If the message is formed correctly, the server cannot tell whether it was sent by a legal or illegal source. Griefers fabricate messages that waste game resources and disrupt their fellow players. Cheaters fabricate messages that make their own characters rich, strong, invincible, and (of course) handsome.

The most reliable way to prevent cheating and griefing is to centralize all authority. Ideally, the client sends only plain user actions to the server. The server simulates all gameplay and tracks the score. Then, the server broadcasts to all clients what they should see. Even if cheaters send a flood of messages pretending to perform tasks at super-human speed, you can write heuristic tests that detect and ignore messages that are implausible.

Welcome to MonkeyZone

It is often easier to learn complex concepts such as networking from actual code. This is why the jMonkeyEngine team has created MonkeyZone, a proof-of-concept demo of a network game. MonkeyZone loads a simple wireframe scene where players and NPCs interact. Players can shoot, drive a vehicle, and prompt an NPC to follow or walk away. Several players can connect to the same interactive world. Each player gets paired up with an NPC character.

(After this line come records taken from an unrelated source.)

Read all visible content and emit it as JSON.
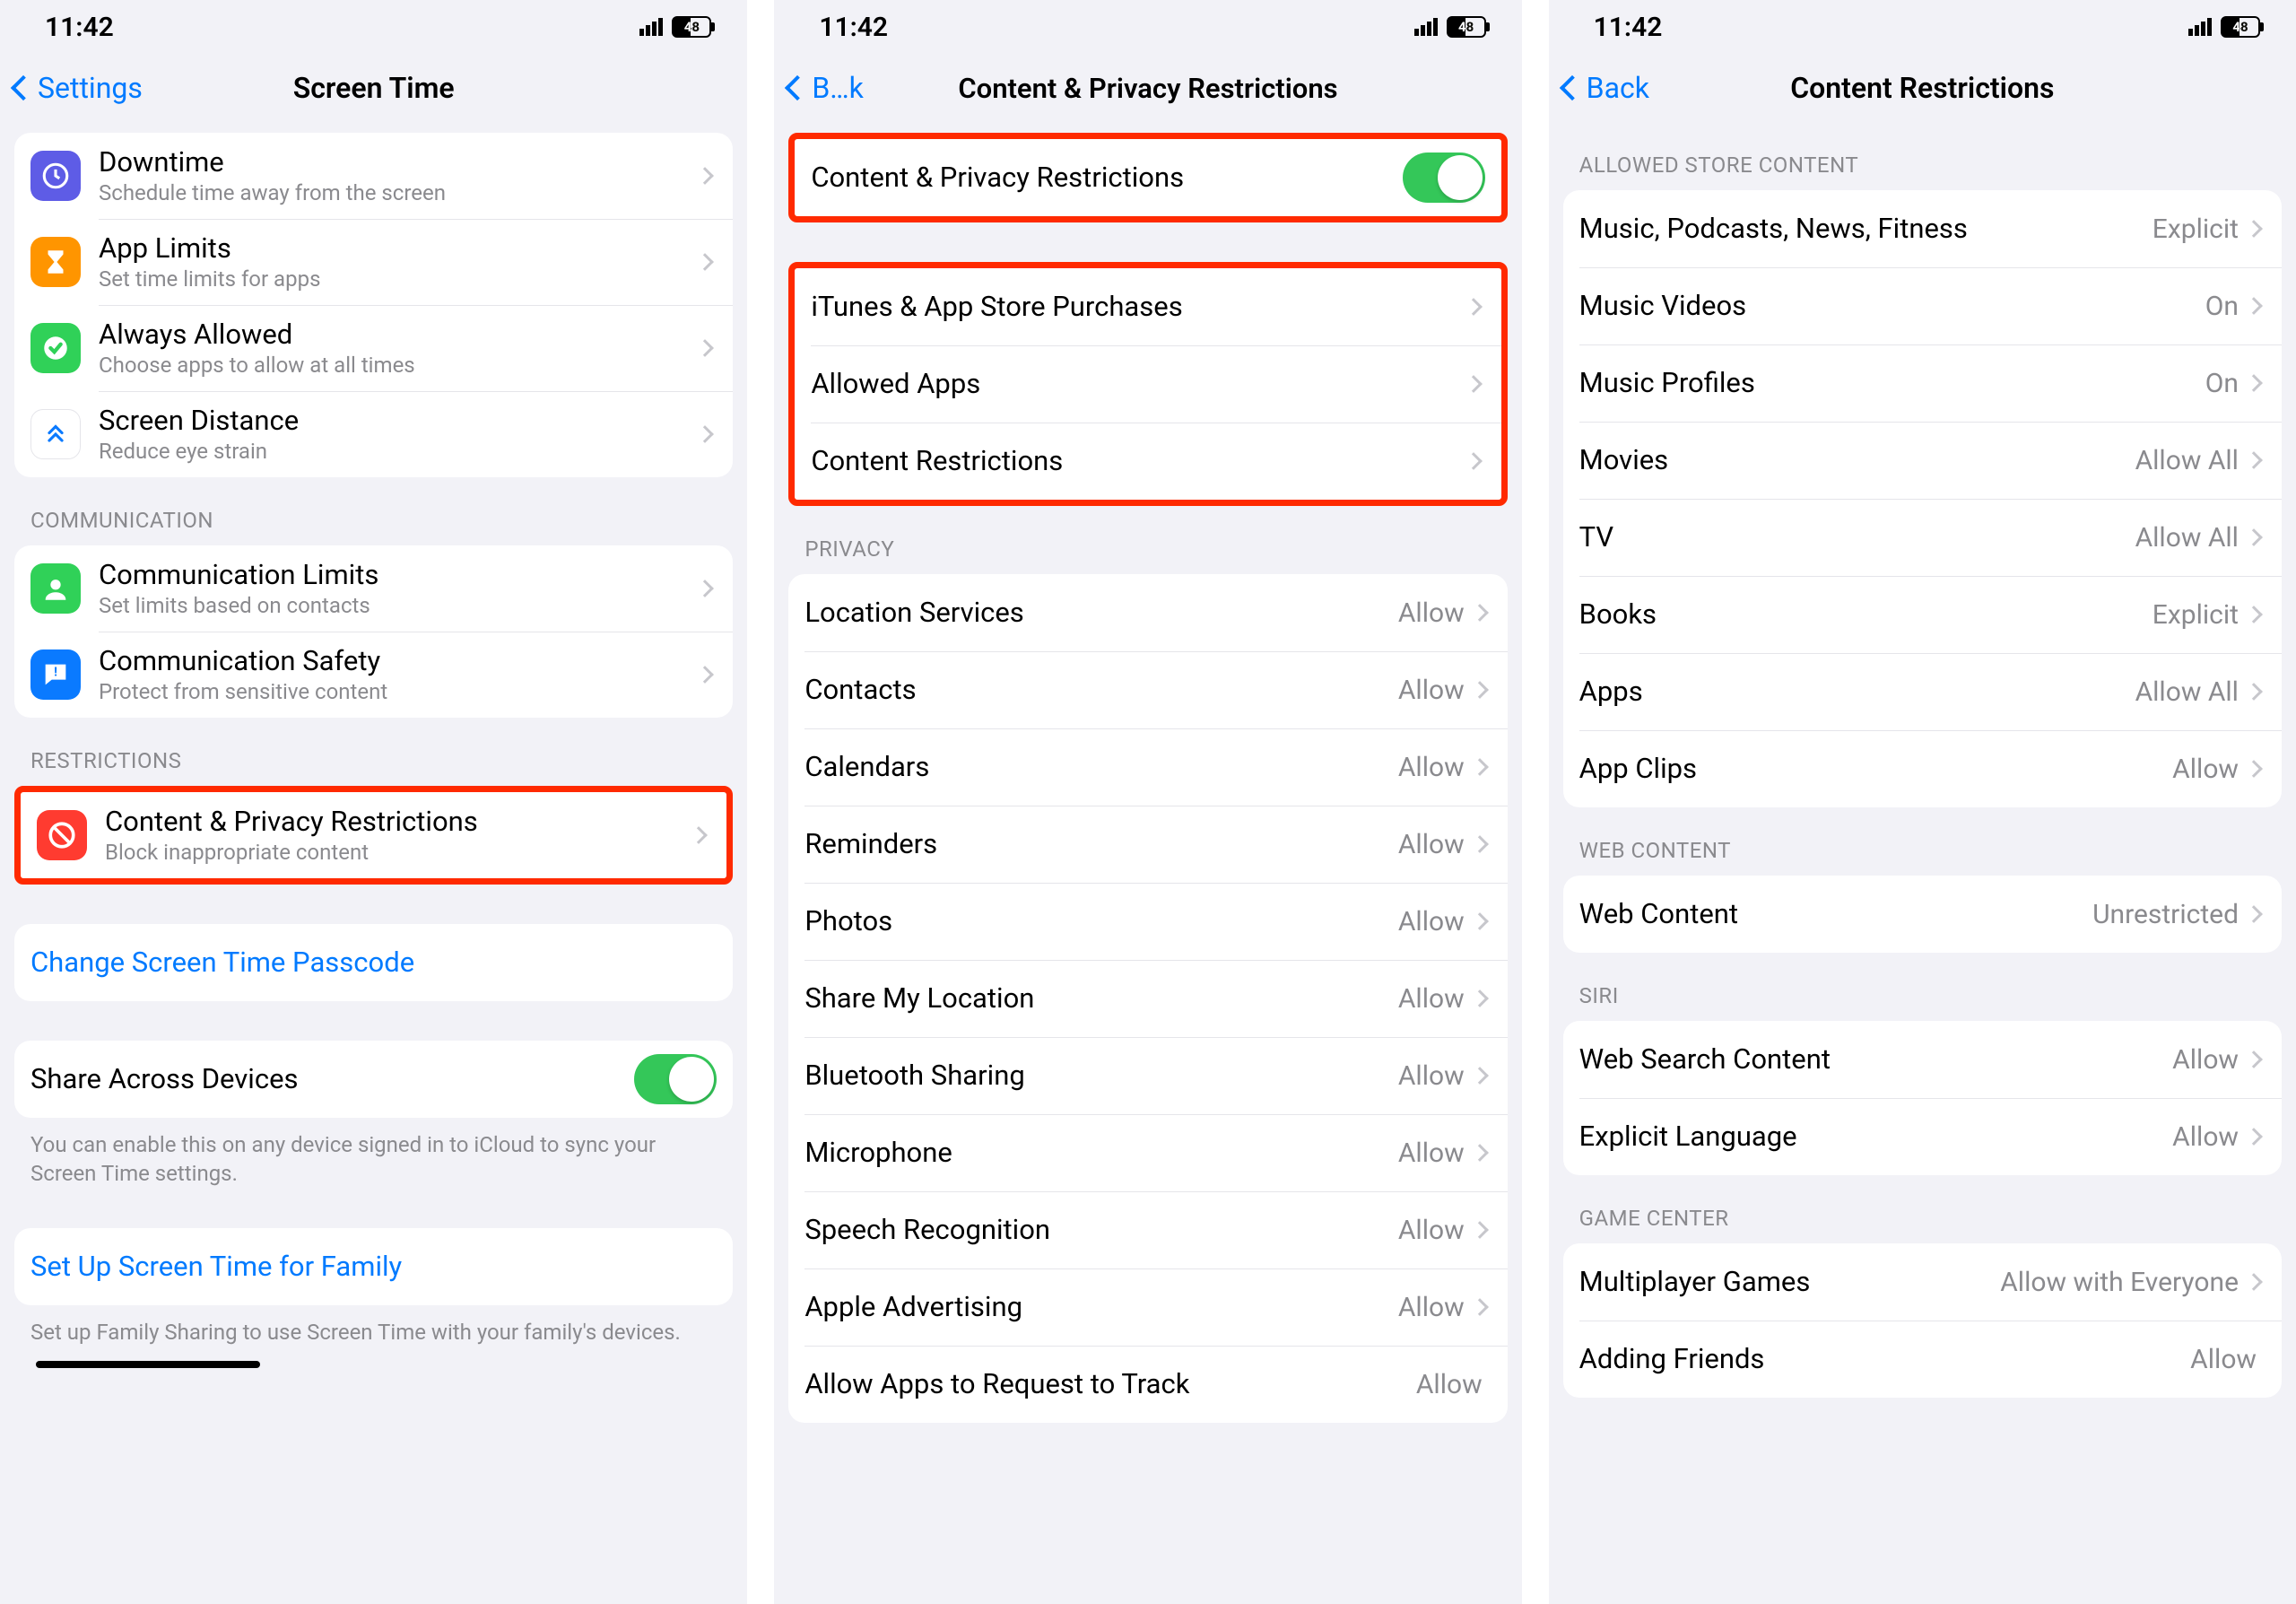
{
  "status": {
    "time": "11:42",
    "battery": "48"
  },
  "screens": [
    {
      "back": "Settings",
      "title": "Screen Time",
      "sections": [
        {
          "rows": [
            {
              "icon": "downtime",
              "color": "#5e5ce6",
              "title": "Downtime",
              "sub": "Schedule time away from the screen",
              "chevron": true
            },
            {
              "icon": "hourglass",
              "color": "#ff9500",
              "title": "App Limits",
              "sub": "Set time limits for apps",
              "chevron": true
            },
            {
              "icon": "check",
              "color": "#30d158",
              "title": "Always Allowed",
              "sub": "Choose apps to allow at all times",
              "chevron": true
            },
            {
              "icon": "distance",
              "color": "#ffffff",
              "title": "Screen Distance",
              "sub": "Reduce eye strain",
              "chevron": true
            }
          ]
        },
        {
          "header": "COMMUNICATION",
          "rows": [
            {
              "icon": "contacts",
              "color": "#30d158",
              "title": "Communication Limits",
              "sub": "Set limits based on contacts",
              "chevron": true
            },
            {
              "icon": "bubble",
              "color": "#0a7aff",
              "title": "Communication Safety",
              "sub": "Protect from sensitive content",
              "chevron": true
            }
          ]
        },
        {
          "header": "RESTRICTIONS",
          "highlight": true,
          "rows": [
            {
              "icon": "nosign",
              "color": "#ff3b30",
              "title": "Content & Privacy Restrictions",
              "sub": "Block inappropriate content",
              "chevron": true
            }
          ]
        },
        {
          "rows": [
            {
              "link": true,
              "title": "Change Screen Time Passcode"
            }
          ]
        },
        {
          "rows": [
            {
              "title": "Share Across Devices",
              "toggle": true
            }
          ],
          "footer": "You can enable this on any device signed in to iCloud to sync your Screen Time settings."
        },
        {
          "rows": [
            {
              "link": true,
              "title": "Set Up Screen Time for Family"
            }
          ],
          "footer": "Set up Family Sharing to use Screen Time with your family's devices."
        }
      ]
    },
    {
      "back": "B…k",
      "title": "Content & Privacy Restrictions",
      "sections": [
        {
          "highlight": true,
          "rows": [
            {
              "title": "Content & Privacy Restrictions",
              "toggle": true
            }
          ]
        },
        {
          "highlight": true,
          "rows": [
            {
              "title": "iTunes & App Store Purchases",
              "chevron": true
            },
            {
              "title": "Allowed Apps",
              "chevron": true
            },
            {
              "title": "Content Restrictions",
              "chevron": true
            }
          ]
        },
        {
          "header": "PRIVACY",
          "rows": [
            {
              "title": "Location Services",
              "value": "Allow",
              "chevron": true
            },
            {
              "title": "Contacts",
              "value": "Allow",
              "chevron": true
            },
            {
              "title": "Calendars",
              "value": "Allow",
              "chevron": true
            },
            {
              "title": "Reminders",
              "value": "Allow",
              "chevron": true
            },
            {
              "title": "Photos",
              "value": "Allow",
              "chevron": true
            },
            {
              "title": "Share My Location",
              "value": "Allow",
              "chevron": true
            },
            {
              "title": "Bluetooth Sharing",
              "value": "Allow",
              "chevron": true
            },
            {
              "title": "Microphone",
              "value": "Allow",
              "chevron": true
            },
            {
              "title": "Speech Recognition",
              "value": "Allow",
              "chevron": true
            },
            {
              "title": "Apple Advertising",
              "value": "Allow",
              "chevron": true
            },
            {
              "title": "Allow Apps to Request to Track",
              "value": "Allow"
            }
          ]
        }
      ]
    },
    {
      "back": "Back",
      "title": "Content Restrictions",
      "sections": [
        {
          "header": "ALLOWED STORE CONTENT",
          "rows": [
            {
              "title": "Music, Podcasts, News, Fitness",
              "value": "Explicit",
              "chevron": true
            },
            {
              "title": "Music Videos",
              "value": "On",
              "chevron": true
            },
            {
              "title": "Music Profiles",
              "value": "On",
              "chevron": true
            },
            {
              "title": "Movies",
              "value": "Allow All",
              "chevron": true
            },
            {
              "title": "TV",
              "value": "Allow All",
              "chevron": true
            },
            {
              "title": "Books",
              "value": "Explicit",
              "chevron": true
            },
            {
              "title": "Apps",
              "value": "Allow All",
              "chevron": true
            },
            {
              "title": "App Clips",
              "value": "Allow",
              "chevron": true
            }
          ]
        },
        {
          "header": "WEB CONTENT",
          "rows": [
            {
              "title": "Web Content",
              "value": "Unrestricted",
              "chevron": true
            }
          ]
        },
        {
          "header": "SIRI",
          "rows": [
            {
              "title": "Web Search Content",
              "value": "Allow",
              "chevron": true
            },
            {
              "title": "Explicit Language",
              "value": "Allow",
              "chevron": true
            }
          ]
        },
        {
          "header": "GAME CENTER",
          "rows": [
            {
              "title": "Multiplayer Games",
              "value": "Allow with Everyone",
              "chevron": true
            },
            {
              "title": "Adding Friends",
              "value": "Allow"
            }
          ]
        }
      ]
    }
  ]
}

When a human player presses a button, or an NPC performs a game action, this action is sent to the server. The server calculates the game logic, determines the new state, and broadcasts the results to all clients. The AI code that determines when an NPC acts and where it goes is executed on the client, and the results are sent up to the server. Both clients and server run parts of the physics simulation. The server sends regular authoritative synchronization messages to prevent drifting.

Let's see how much effort is needed. An experienced Java developer wrote this demo in a week using the jMonkeyEngine SDK and the BasicGame project template. The open source code follows best practices and showcases synchronization between jBullet Physics and the SpiderMonkey API. The project design makes it possible to edit maps, vehicles, and so on, in the jMonkeyEngine SDK. This allows model designers to contribute artwork more easily without having to change any code.

The MonkeyZone source code is available from our GoogleCode Subversion repository. You can check out a copy using any Subversion client. The following example uses the Subversion integration in the jMonkeyEngine SDK.

  1. Choose Team | Subversion | Checkout from the menu.

  2. Enter the SVN URL https://monkeyzone.googlecode.com/svn/trunk/.

  3. Wait for the project to download and open it in the SDK when prompted.

  4. Right-click the project node to build the project.

  5. Run the server first (com.jme3.monkeyzone.ServerMain), and then one or more clients (com.jme3.monkeyzone.ClientMain).

Feel free to look at the code and re-use it for your own multiplayer games!